Quem me conhece bem sabe que eu sou atraída para o obscuro. Minha mente sempre vai para o pior caso. Meu primeiro pensamento depois que uma coisa positiva acontece é: ótimo, mas quando o outro sapato vai cair? Você pode dizer que eu sou pessimista, ou cínica (minha mãe frequentemente diz) mas, honestamente, eu tento ser positiva sobre as coisas. Talvez seja algo que eu acreditei, me preparar para o pior sempre te deixa maravilhosamente surpreendido com o resultado mediando, ao invés de ficar desapontada ou chocada quando as coisas não seguem seu caminho.

Então, desnecessário dizer, quando eu pensei sobre escrever meu primeiro filme, eu sabia que não seria uma história de conto de fadas e triunfo de unicórnios.
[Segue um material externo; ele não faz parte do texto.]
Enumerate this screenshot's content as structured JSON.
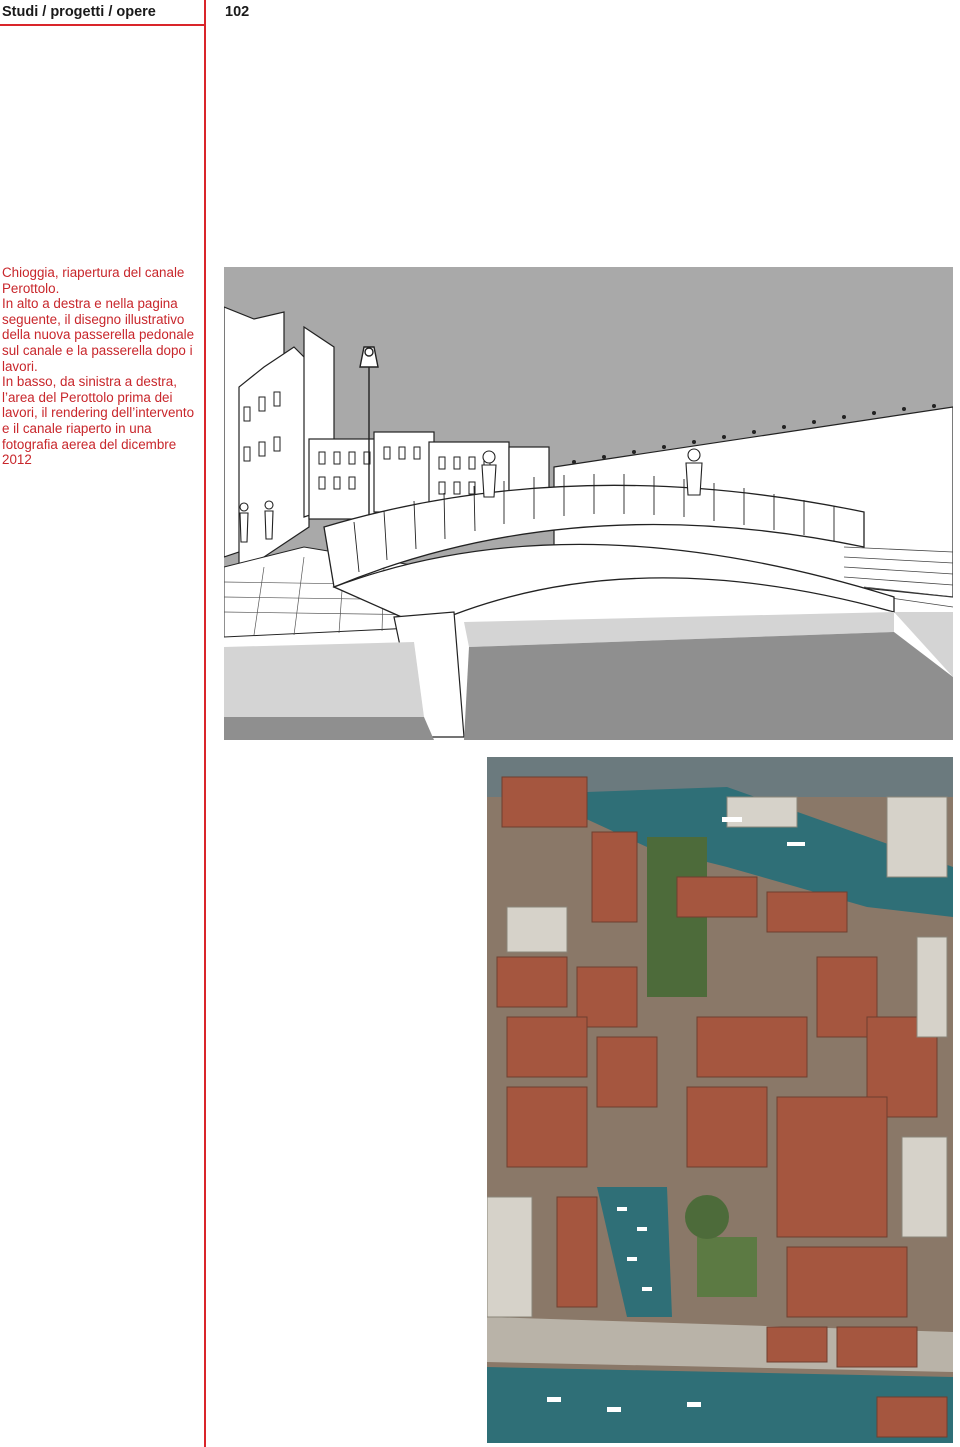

Eu sabia que esse ditado, “Escreva o que você sabe” ia ser minha incursão nos roteiros, bem, as coisas vão ficar… Obscuras. E mesmo assim, nesse momento da minha vida eu tinha recompensas de coisas maravilhosas, e eu ainda estava lutando com a escuridão. Porque, mesmo que eu tivesse algumas manchetes brilhantes no jornal da minha vida, eu ainda estava lutando com um demônio. Não importa quantas coisas boas viessem até mim, eu tinha essa voz forte e alta dentro de mim pronta para me dizer que tudo estava errado e horrível apesar de tudo. Essa voz era minha doença.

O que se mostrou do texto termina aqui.